I am with kendahke now.... I would have left her a note and just left!

 

I now agree with smudge.... they were both at fault.

 

Next!

 

Yeah, there is no way she was pretending. She was literally snoring for parts of the time, it was not flattering at all haha. It's possible that it started out as her pretending, but I don't think that was the case.

 

Well its sure as s*** isn't a budding relationship that is for sure.

 

Never mind who is at "fault" how about helping the OP out a bit and encouraging him to get up and leave if it happens again. And here are some handy tips for getting over what you thought you had but actually really didn't...

 

Why does everything have to descend into a bashing session round here?

 

Thanks for the support!

 

Is getting up and leaving really the right move in that case though?
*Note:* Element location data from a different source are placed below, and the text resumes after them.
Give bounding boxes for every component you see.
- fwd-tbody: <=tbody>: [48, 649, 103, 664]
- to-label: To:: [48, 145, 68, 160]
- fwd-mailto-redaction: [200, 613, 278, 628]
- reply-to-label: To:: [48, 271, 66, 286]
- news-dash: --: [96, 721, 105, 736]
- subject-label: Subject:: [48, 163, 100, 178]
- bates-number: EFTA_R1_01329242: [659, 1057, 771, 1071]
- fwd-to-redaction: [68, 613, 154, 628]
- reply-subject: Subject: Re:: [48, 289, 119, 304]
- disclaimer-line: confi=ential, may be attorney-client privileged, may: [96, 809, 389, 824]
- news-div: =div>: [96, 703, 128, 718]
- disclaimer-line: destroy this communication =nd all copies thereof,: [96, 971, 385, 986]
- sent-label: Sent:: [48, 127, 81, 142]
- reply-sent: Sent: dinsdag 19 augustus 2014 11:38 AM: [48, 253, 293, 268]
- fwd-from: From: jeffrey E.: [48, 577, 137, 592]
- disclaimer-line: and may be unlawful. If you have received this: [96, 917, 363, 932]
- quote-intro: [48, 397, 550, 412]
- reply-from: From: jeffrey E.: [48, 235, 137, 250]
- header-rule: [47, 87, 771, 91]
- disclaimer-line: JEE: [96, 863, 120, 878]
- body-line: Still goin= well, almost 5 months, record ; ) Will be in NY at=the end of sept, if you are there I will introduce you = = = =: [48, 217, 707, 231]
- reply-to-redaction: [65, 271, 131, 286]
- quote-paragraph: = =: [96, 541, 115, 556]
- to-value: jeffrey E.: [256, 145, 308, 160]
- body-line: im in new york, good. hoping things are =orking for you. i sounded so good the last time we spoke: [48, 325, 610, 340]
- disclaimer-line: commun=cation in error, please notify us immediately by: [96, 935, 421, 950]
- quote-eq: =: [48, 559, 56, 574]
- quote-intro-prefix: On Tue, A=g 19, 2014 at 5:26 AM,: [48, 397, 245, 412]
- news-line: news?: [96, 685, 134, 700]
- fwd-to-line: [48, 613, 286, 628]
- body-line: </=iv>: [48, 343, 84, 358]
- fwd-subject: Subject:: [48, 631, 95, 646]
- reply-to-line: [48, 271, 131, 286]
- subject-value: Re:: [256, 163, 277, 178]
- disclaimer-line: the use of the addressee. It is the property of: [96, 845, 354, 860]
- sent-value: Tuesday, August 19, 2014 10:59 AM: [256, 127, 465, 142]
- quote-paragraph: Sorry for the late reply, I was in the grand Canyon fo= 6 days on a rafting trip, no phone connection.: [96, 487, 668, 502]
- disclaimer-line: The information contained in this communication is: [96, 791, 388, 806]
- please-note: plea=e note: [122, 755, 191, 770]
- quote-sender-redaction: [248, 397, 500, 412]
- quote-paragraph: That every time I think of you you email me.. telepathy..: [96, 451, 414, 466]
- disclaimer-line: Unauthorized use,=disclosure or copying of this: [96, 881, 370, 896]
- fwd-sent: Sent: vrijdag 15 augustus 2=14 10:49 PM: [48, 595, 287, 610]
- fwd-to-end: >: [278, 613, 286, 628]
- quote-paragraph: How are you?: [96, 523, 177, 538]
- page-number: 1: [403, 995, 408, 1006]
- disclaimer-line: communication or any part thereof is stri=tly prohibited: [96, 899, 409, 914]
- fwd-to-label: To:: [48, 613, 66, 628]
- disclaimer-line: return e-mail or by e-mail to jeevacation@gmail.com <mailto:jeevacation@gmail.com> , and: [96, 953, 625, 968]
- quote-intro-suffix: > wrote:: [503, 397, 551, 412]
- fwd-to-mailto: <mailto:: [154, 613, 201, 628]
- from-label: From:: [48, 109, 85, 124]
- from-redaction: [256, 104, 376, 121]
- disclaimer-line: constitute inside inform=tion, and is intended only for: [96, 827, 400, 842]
Am I totally wrong in thinking that a lot of women would be upset to find that their date was impatient and just left them?

 

I still think OP should've tested the water a bit, but in the moment, you just don't know how you're going to react. I had an awkward date once where the girl fell asleep - the temptation to see boob was strong, but this was before camera phones so there'd be no point. I woke her and drove her home. Yeah could've been an act, but at the time you just don't know. I stand by my point that during those initial dates, I would never have sex with someone who's had a lot of alcohol. Just too risky these days. Either way, there'll always be regret when an opportunity for some hanky panky has been missed, but in reality, maybe it was never going to happen anyway. Not everyone's into sausage...

 

Hahaha you have a way with words man! But yeah, I agree. And I had no idea she was even that drunk until we got back to her place. As far as not being into sausage... that doesn't seem to be the case since she was grabbing it in my car haha.